PA Consulting’s Peter Siggins, energy expert, recently participated in a Utility Week webinar on the future of the energy retail market and how much of an impact political pressures such as the price cap and Brexit are having.
The webinar explains that the energy retail market is in a state of flux as pressure on suppliers increases. The big six have long dominated the market but are now rapidly losing market share as more smaller, more agile new entrants flood into the sector.
Peter foresees big changes ahead, but he remains “relatively positive” about the market. “There’s certainly a lot happening in terms of the competitive landscape, but in general I would see that as healthy rather than unhealthy competition. Albeit with the spate of recent failures there are things to be improved.”
On the implication of Brexit, Peter suggests that Brexit will ultimately herald an increase in retail prices. “I’m not familiar enough with interconnector agreements or the detail of it to know precisely what the impact could be, but in broader terms we know Brexit introduces a lot of uncertainty, and with the foreign players in particular in the UK market, who knows what impact any sort of Brexit might have – whether it’s a soft Brexit, hard Brexit or whatever.”
The energy price cap, brought in by Ofgem on 1 January, has been a challenge for retailers large and small.
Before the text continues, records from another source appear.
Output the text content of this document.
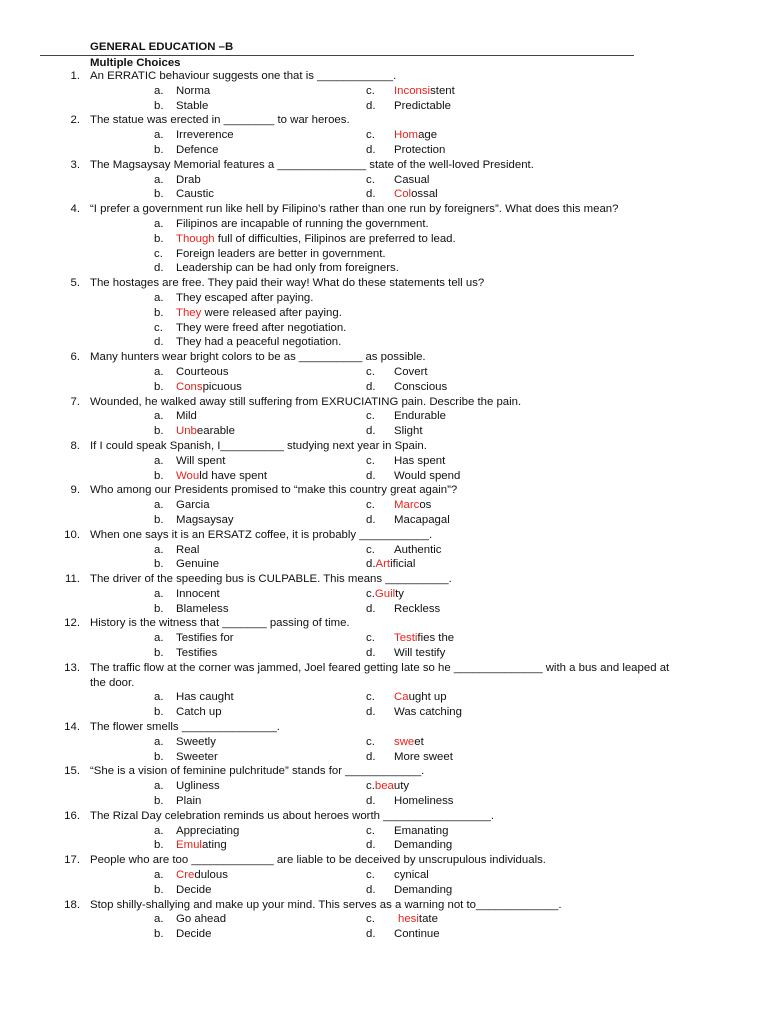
GENERAL EDUCATION –B
Multiple Choices
1. An ERRATIC behaviour suggests one that is ____________.
a.	Norma	c.	Inconsistent
b.	Stable	d.	Predictable
2. The statue was erected in ________ to war heroes.
a.	Irreverence	c.	Homage
b.	Defence	d.	Protection
3. The Magsaysay Memorial features a ______________ state of the well-loved President.
a.	Drab	c.	Casual
b.	Caustic	d.	Colossal
4. “I prefer a government run like hell by Filipino’s rather than one run by foreigners”. What does this mean?
a.	Filipinos are incapable of running the government.
b.	Though full of difficulties, Filipinos are preferred to lead.
c.	Foreign leaders are better in government.
d.	Leadership can be had only from foreigners.
5. The hostages are free. They paid their way! What do these statements tell us?
a.	They escaped after paying.
b.	They were released after paying.
c.	They were freed after negotiation.
d.	They had a peaceful negotiation.
6. Many hunters wear bright colors to be as __________ as possible.
a.	Courteous	c.	Covert
b.	Conspicuous	d.	Conscious
7. Wounded, he walked away still suffering from EXRUCIATING pain. Describe the pain.
a.	Mild	c.	Endurable
b.	Unbearable	d.	Slight
8. If I could speak Spanish, I__________ studying next year in Spain.
a.	Will spent	c.	Has spent
b.	Would have spent	d.	Would spend
9. Who among our Presidents promised to “make this country great again”?
a.	Garcia	c.	Marcos
b.	Magsaysay	d.	Macapagal
10. When one says it is an ERSATZ coffee, it is probably ___________.
a.	Real	c.	Authentic
b.	Genuine	d. Artificial
11. The driver of the speeding bus is CULPABLE. This means __________.
a.	Innocent	c. Guilty
b.	Blameless	d.	Reckless
12. History is the witness that _______ passing of time.
a.	Testifies for	c.	Testifies the
b.	Testifies	d.	Will testify
13. The traffic flow at the corner was jammed, Joel feared getting late so he ______________ with a bus and leaped at the door.
a.	Has caught	c.	Caught up
b.	Catch up	d.	Was catching
14. The flower smells _______________.
a.	Sweetly	c.	sweet
b.	Sweeter	d.	More sweet
15. “She is a vision of feminine pulchritude” stands for ____________.
a.	Ugliness	c. beauty
b.	Plain	d.	Homeliness
16. The Rizal Day celebration reminds us about heroes worth _________________.
a.	Appreciating	c.	Emanating
b.	Emulating	d.	Demanding
17. People who are too _____________ are liable to be deceived by unscrupulous individuals.
a.	Credulous	c.	cynical
b.	Decide	d.	Demanding
18. Stop shilly-shallying and make up your mind. This serves as a warning not to_____________.
a.	Go ahead	c.	hesitate
b.	Decide	d.	Continue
Peter says: “The introduction of the price cap is a bit of a blunt instrument, and in the context of the recent price rises, it does introduce complexities.”
Peter goes on to suggest that the introduction of the cap is likely to have some “unintended consequences” in terms of how the competitive market works. He explains: “For the smaller retail players, it does mean there are implications in terms of hedging strategies. When you look at the make-up of the retail price offsetting in terms of looking at operating costs there’s not much to be had there, so it is going to continue to create difficulties.”
Commenting on smart meters, Peter goes on to say that they will have a positive effect on the market in the long run. “An increasing customer interest is not only energy consumption but where we’re buying it from, will mean we continue to see a positive transformation in the market.”